Guinée : Ouverture de l’Assemblée générale de l’AFAO
vendredi 19 mai 2006
« Les africains sont partout rejetés dans le monde, malgré… » dixit Kady Fall Tall.
L ‘AFAO, Association des Femmes de l’Afrique de l’Ouest, est une structure exclusivement féminine, crée en Guinée en 1983, et ayant pour objectif, la défense des droits juridiques, l’intégration économique et politique des femmes. De même cette association vise la prévention et une meilleure santé reproductive des femmes de la sous-région ouest africaine. Deux jours (18 et 19 mai) de travaux vont donc permettre à cette couche féminine de passer en revu la situation des femmes dans l’ensemble des pays membres sur le thème « Violences faites aux femmes ».
A l’occasion de l’ouverture des travaux la présidente sous-régionale de l’AFAO, Kady Fall Tall a tenu des propos fermes : « L’Afrique de l’ouest a son histoire, a ses repères. Et on ne peut parler de l’Afrique tout court sans parler de la Guinée de Sékou Touré. Parce que je sais qu’aujourd’hui plus que jamais ses figures emblématiques ont eu raison sur beaucoup de point concernant l’indépendance. Je pense que maintenant on voit de plus en plus que l’Afrique et les africains sont en face de leurs destins. Partout rejetés dans le monde, malgré tout ce qu’on a apporté. On ne peut plus entrer dans aucun pays qu’en Afrique. C’est en cela que je salue ces personnes, ses héritiers de cette histoire qui ont pensé que nous n’avons pas le droit de nous cloisonner derrière nos drapeaux, derrière nos hymnes nationaux, derrières nos couleurs, derrières nos ethnies et se méconnaitre entant qu’Africains, alors que l’Afrique est une et indivisible »
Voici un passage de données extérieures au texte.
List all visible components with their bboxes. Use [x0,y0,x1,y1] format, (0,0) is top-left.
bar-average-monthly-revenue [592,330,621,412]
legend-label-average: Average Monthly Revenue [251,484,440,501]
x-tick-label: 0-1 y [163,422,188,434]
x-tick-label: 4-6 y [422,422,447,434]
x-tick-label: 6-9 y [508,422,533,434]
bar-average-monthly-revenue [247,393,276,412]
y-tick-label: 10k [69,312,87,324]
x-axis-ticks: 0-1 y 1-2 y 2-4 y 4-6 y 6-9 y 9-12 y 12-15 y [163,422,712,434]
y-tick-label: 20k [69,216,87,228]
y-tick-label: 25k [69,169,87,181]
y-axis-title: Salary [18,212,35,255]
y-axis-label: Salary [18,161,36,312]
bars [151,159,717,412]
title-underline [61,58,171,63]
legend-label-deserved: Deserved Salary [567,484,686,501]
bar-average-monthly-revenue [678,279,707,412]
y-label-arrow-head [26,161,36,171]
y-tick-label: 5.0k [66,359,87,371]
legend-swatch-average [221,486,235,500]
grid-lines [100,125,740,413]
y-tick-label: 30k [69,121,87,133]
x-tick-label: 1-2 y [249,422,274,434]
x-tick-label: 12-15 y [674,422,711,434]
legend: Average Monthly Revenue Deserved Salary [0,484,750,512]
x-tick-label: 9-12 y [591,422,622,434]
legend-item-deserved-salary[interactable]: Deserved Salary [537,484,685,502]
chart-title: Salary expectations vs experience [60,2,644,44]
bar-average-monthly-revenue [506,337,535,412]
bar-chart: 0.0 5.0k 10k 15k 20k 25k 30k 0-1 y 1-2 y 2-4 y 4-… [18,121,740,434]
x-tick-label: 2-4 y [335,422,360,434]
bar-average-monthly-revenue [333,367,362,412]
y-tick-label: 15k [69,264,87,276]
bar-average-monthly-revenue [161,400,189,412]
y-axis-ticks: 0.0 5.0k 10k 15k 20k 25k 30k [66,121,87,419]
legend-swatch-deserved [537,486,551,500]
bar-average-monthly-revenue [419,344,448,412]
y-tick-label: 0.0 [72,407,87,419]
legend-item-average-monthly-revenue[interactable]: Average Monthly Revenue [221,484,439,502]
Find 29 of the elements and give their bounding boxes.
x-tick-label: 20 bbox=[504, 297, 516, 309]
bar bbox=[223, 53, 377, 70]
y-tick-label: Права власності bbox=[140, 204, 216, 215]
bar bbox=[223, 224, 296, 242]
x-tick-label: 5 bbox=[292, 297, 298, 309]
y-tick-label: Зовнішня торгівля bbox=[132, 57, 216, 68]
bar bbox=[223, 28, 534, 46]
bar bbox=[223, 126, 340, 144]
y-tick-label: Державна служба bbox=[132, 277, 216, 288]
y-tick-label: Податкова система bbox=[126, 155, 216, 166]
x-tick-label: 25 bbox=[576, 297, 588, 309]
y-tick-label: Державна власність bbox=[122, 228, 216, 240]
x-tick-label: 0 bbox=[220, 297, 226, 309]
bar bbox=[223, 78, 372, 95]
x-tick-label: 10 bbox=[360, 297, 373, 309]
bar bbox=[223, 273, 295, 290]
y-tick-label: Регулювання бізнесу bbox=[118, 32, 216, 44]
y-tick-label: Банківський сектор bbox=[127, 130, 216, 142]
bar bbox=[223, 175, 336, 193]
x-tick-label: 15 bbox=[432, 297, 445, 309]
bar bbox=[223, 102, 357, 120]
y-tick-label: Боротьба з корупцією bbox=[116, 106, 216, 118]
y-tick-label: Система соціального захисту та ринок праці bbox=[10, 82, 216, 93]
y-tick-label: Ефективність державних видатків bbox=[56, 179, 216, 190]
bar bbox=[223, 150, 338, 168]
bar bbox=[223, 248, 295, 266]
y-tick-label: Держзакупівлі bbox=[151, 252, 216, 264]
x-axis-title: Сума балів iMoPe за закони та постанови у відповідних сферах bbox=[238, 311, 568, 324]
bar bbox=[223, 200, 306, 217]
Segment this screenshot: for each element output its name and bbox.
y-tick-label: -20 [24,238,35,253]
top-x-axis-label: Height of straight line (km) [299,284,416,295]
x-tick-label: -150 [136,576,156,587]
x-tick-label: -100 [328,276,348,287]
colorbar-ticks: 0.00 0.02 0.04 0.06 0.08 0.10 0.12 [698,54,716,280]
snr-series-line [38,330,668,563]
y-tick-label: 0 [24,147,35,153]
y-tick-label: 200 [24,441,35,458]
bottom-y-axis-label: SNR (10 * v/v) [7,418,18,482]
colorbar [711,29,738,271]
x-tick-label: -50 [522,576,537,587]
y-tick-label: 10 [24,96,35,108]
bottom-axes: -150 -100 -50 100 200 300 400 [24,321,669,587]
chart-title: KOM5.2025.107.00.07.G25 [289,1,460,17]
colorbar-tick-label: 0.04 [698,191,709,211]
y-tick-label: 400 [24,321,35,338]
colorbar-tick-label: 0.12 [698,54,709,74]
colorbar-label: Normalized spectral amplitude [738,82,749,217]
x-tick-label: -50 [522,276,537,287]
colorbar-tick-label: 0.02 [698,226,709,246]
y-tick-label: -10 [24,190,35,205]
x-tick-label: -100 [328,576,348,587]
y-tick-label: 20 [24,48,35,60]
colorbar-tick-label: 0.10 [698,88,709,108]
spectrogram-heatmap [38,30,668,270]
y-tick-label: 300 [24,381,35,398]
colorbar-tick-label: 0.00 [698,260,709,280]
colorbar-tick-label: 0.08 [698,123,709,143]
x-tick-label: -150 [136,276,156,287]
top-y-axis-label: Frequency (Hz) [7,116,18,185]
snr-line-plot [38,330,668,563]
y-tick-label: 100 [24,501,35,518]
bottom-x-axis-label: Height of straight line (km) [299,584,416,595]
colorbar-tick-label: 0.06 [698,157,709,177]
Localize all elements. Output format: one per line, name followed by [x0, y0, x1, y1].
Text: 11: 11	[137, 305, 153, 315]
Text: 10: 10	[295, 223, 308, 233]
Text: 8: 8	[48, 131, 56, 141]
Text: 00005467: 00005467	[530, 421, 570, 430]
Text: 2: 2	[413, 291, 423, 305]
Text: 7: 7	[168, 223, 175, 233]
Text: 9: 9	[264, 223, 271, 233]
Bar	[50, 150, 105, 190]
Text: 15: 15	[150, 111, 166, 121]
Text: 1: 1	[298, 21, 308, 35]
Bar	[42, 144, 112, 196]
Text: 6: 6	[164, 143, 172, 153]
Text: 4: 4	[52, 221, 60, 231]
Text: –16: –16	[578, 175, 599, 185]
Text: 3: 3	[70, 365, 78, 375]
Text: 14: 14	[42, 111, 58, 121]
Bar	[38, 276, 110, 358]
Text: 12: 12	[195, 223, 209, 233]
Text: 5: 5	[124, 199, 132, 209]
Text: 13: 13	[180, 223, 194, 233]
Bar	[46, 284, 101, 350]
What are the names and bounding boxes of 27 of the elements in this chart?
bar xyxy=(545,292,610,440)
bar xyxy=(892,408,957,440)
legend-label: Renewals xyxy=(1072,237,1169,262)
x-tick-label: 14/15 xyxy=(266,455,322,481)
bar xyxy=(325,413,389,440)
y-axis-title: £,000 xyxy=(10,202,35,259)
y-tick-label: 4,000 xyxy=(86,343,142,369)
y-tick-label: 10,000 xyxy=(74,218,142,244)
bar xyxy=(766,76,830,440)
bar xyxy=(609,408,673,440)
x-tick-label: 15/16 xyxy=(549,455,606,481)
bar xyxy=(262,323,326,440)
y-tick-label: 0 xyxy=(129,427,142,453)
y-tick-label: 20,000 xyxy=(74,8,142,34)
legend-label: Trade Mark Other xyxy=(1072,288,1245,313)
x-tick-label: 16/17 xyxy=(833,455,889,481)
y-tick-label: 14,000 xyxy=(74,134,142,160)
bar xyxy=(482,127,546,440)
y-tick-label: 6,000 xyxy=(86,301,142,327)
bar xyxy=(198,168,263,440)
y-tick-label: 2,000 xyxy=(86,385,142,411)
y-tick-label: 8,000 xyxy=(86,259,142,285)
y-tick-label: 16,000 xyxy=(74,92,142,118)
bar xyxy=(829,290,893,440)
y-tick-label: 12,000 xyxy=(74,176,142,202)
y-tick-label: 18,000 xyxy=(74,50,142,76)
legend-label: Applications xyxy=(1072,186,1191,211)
Dans la même lancée la présidente a salué et remercié le gouvernement guinéen à travers le ministère en charge de la promotion féminine, le réseau des femmes de la Mano River Union et autres organisations ayant soutenu l’AFAO dans sa traversée du désert depuis sa création il y’a 23 ans à Conakry. « Ce n’était pas facile de faire partir de cette instance de 98 avec tout ce que cela comportait comme enjeux. Donc ne serait-ce que pour ça vous pouvez devoir mesurer l’enjeu de l’AFAO. C’est une organisation qui ne doit pas mourir en Afrique et qui en 83 ici au sommet des chefs de l’Etat avait dit nous nous voulons aller à l’intégration. La CEDAO est là depuis 75 ça ne décolle toujours pas le processus de l’intégration. Et nous voyons nos femmes se déplacer le long de nos frontières, l’enfant est en bandoulière, portant des marchandises essayant d ‘aller vendre pour nourrir la famille. Mais personne ne parle d’elles alors qu’elles sont 52% de la population. Elles ont la capacité de ressouder les liens des peuples après le cloisonnement réalisé par les colonisateurs. Elles ont cette capacité, faisons appelle à elles. C’est comme ça que l’AFAO est née. L’idée de l’AFAO est parti de çà »
Au regard de la dimension des ambitions élargies de cette couches féminine se faisant la voix des sans voix l'on n'est en droit d'espérer un lendemain meilleurs pour nos différents peuples.